Мы тогда побывали на Косовском поле, где в 1389 году произошла знаменательная битва сербов с османским войском, закончившаяся победой турок. Редкий героический национальный миф основывается на поражении, но сербский именно таков. Приехав на место битвы, все поднялись на башню, в которой находилась бронзовая карта с расположением войск. Двое историков – босняк и серб, – обсуждая битву, поругались, не сойдясь в оценке вечного вопроса «кто виноват», и до конца поездки не разговаривали друг с другом.
Возможно, если бы Владимир остался в Сербии, его тоже бы захватили эти страсти. Хочется верить, что он бы поступил как знаменитый кинорежиссер Душан Макавеев, автор первого, на мой взгляд, фильма в стиле соц-арт – «В. Р.: Мистерия организма» (1971); Макавеев порвал отношения со старыми друзьями, солидаризировавшимися с Добрицей Чосич, и эмигрировал. Именно он, находясь в Берклийском университете с лекциями, рассказал мне о Стояновиче, с которым был в друзьях и которого осуждал за сотрудничество с националистами.

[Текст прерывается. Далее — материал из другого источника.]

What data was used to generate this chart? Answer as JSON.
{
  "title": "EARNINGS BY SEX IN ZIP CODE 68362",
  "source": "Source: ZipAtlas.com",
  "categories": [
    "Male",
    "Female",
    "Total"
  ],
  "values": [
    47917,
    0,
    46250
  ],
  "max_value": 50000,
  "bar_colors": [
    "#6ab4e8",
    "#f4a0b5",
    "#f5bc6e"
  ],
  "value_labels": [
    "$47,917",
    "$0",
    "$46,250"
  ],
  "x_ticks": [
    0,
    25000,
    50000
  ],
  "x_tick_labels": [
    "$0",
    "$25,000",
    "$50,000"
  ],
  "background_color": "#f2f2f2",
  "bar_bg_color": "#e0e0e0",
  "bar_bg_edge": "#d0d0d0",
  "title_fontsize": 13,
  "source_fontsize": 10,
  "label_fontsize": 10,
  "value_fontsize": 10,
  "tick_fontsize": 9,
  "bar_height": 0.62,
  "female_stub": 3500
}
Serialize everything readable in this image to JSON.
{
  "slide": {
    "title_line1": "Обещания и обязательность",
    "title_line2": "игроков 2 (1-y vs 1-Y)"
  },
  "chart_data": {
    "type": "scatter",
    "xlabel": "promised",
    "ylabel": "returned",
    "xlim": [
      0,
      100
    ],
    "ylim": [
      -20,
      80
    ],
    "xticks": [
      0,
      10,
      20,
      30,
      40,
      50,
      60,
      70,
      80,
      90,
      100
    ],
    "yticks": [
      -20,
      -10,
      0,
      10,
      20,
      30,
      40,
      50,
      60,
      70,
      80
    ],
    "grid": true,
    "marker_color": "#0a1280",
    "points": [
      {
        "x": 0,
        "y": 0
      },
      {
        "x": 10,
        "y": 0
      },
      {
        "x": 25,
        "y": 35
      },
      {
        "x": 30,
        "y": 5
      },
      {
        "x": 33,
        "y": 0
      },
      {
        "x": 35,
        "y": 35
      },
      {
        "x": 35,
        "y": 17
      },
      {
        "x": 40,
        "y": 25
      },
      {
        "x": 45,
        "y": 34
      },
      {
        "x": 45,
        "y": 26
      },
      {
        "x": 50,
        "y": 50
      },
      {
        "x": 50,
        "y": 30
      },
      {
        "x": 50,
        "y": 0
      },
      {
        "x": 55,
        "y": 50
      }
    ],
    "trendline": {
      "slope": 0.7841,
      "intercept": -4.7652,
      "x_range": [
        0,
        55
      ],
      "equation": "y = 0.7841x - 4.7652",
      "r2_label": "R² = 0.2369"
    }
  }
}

Так или иначе, временные заблуждения, не успевшие привести к дурным последствиям, можно простить. Поведение сербов, однако, обернулось самыми дурными последствиями, причем не только для мусульман, но и для них самих. Так, невзирая на весь национализм, монастыри, о которых я упоминала выше, современные власти привели в запустение – при коммунистах такого не было; Национальный музей в Белграде закрыт со времен бомбардировок НАТО, а экспонаты не оберегаются от порчи; пострадавшие здания в Белграде не восстанавливаются – стоят разрушенные, как говорят местные: «Чтобы помнили врага» – американцев. Все это я видела уже в XXI веке.
Елене – дочери Владимира, выросшей в Нови-Саде, – чужды националистические ценности. Правда, ее мать хорватка, но и ей они в той же мере чужды. Так что думается, что Владимира не увлек бы сербский национализм с его перешедшим из героического мифа в настоящее отвратительным самосознанием жертвы, с его безответственностью и поиском виноватых.
С Еленой, которая живет в Цюрихе – она преподает на славянской кафедре сербский, хорватский и боснийский языки, – мы изредка видимся и говорим в том числе на эти темы. Вернувшись в Нови-Сад в 2010 году, я навестила мать моей падчерицы: как в давние времена, мы провели с нею несколько интересных часов в разговорах все о том же – о националистических настроениях эпохи, о нашей к ним неприязни и, конечно, о Владимире, которого обе любили. Примечательно также то, что, как и у Шульгиных, обе жены оставались в хороших отношениях. После смерти Владимира я устроила Елене Матич американское социальное пособие как сироте человека, работавшего в США, – несмотря на то что он был под следствием иммиграционных властей почти до конца! Она его получала в течение шести лет – до восемнадцати. В переводе на югославские деньги пособие обеспечило ей и ее матери хорошую жизнь.